Forum Moderators: coopster

Message Too Old, No Replies

htmlentities and Foreign Characters

         

mdurrant

7:17 pm on May 26, 2008 (gmt 0)

10+ Year Member



Hello,
When someone posts content on my site and it's in a foreign language (in this case, Chinese), it saves into the DB like 请 but when I use htmlentities it converts the ampersand and ends up like 请 in the code, causing the ascii code to display instead of the character.

Is there a better approach to this? I'm stuck and would appreciate some guidance, Thanks! :)

httpwebwitch

8:01 pm on May 26, 2008 (gmt 0)

WebmasterWorld Senior Member 10+ Year Member



ah, double-encoding. A bane of existence. The obtuse answer is, don't use htmlentities()! But that's probably not the useful advice you were looking for - akin to "if it hurts to breathe, stop breathing".

There are some really great tutorials out there about handling extended characters. It's a complicated subject... It'll take a bit of reading, but you should learn about UTF-8, how it works, how to design a system that uses it effectively. Do some searches for "UTF-8" and learn the basics.

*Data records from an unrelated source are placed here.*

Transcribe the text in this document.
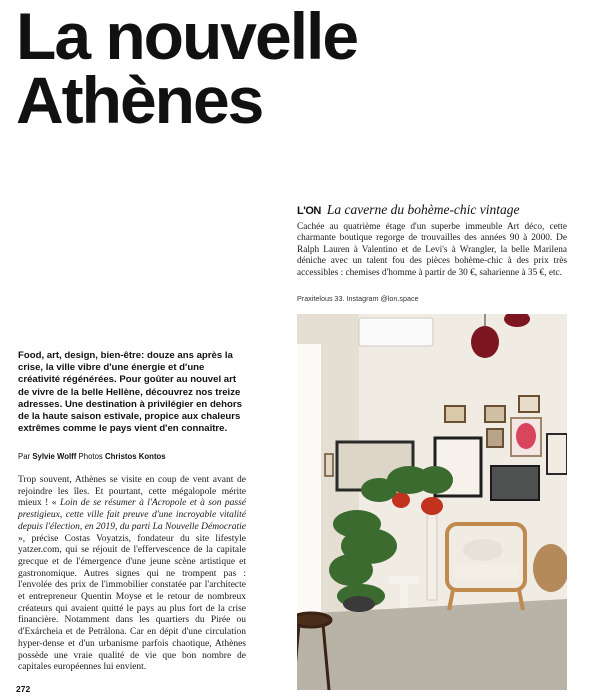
La nouvelle
Athènes

Food, art, design, bien-être: douze ans après la crise, la ville vibre d'une énergie et d'une créativité régénérées. Pour goûter au nouvel art de vivre de la belle Hellène, découvrez nos treize adresses. Une destination à privilégier en dehors de la haute saison estivale, propice aux chaleurs extrêmes comme le pays vient d'en connaître.

Par Sylvie Wolff Photos Christos Kontos

Trop souvent, Athènes se visite en coup de vent avant de rejoindre les îles. Et pourtant, cette mégalopole mérite mieux ! « Loin de se résumer à l'Acropole et à son passé prestigieux, cette ville fait preuve d'une incroyable vitalité depuis l'élection, en 2019, du parti La Nouvelle Démocratie », précise Costas Voyatzis, fondateur du site lifestyle yatzer.com, qui se réjouit de l'effervescence de la capitale grecque et de l'émergence d'une jeune scène artistique et gastronomique. Autres signes qui ne trompent pas : l'envolée des prix de l'immobilier constatée par l'architecte et entrepreneur Quentin Moyse et le retour de nombreux créateurs qui avaient quitté le pays au plus fort de la crise financière. Notamment dans les quartiers du Pirée ou d'Exárcheia et de Petrálona. Car en dépit d'une circulation hyper-dense et d'un urbanisme parfois chaotique, Athènes possède une vraie qualité de vie que bon nombre de capitales européennes lui envient.

272

L'ON La caverne du bohème-chic vintage

Cachée au quatrième étage d'un superbe immeuble Art déco, cette charmante boutique regorge de trouvailles des années 90 à 2000. De Ralph Lauren à Valentino et de Levi's à Wrangler, la belle Marilena déniche avec un talent fou des pièces bohème-chic à des prix très accessibles : chemises d'homme à partir de 30 €, saharienne à 35 €, etc.

Praxitelous 33. Instagram @lon.space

Then once you have absorbed what UTF-8 is, there is an entire chapter devoted to using it effectively in the O'Reilly book "Building Scalable Web Sites" by Cal Henderson.

A rule of thumb is: don't store escaped stuff in your database. Unless you're deliberately "denormalizing" or "pre-processing" data for performance reasons, the data should be stored in its rawest, unencoded, unescaped, nakedest form possible. That means, you look in the database and you should see Chinese characters, not 请 stuff.

Then when you're preparing/rendering data for output, that's when you do htmlencoding, escaping, etc., as required. For instance, if your data is being output in XML, there's a lot of encoding and escaping that needs to be done.

Getting user-entered data into the database "raw" is tricky, and it's where built-in methods like PHP's mysql_real_escape_string() comes in handy.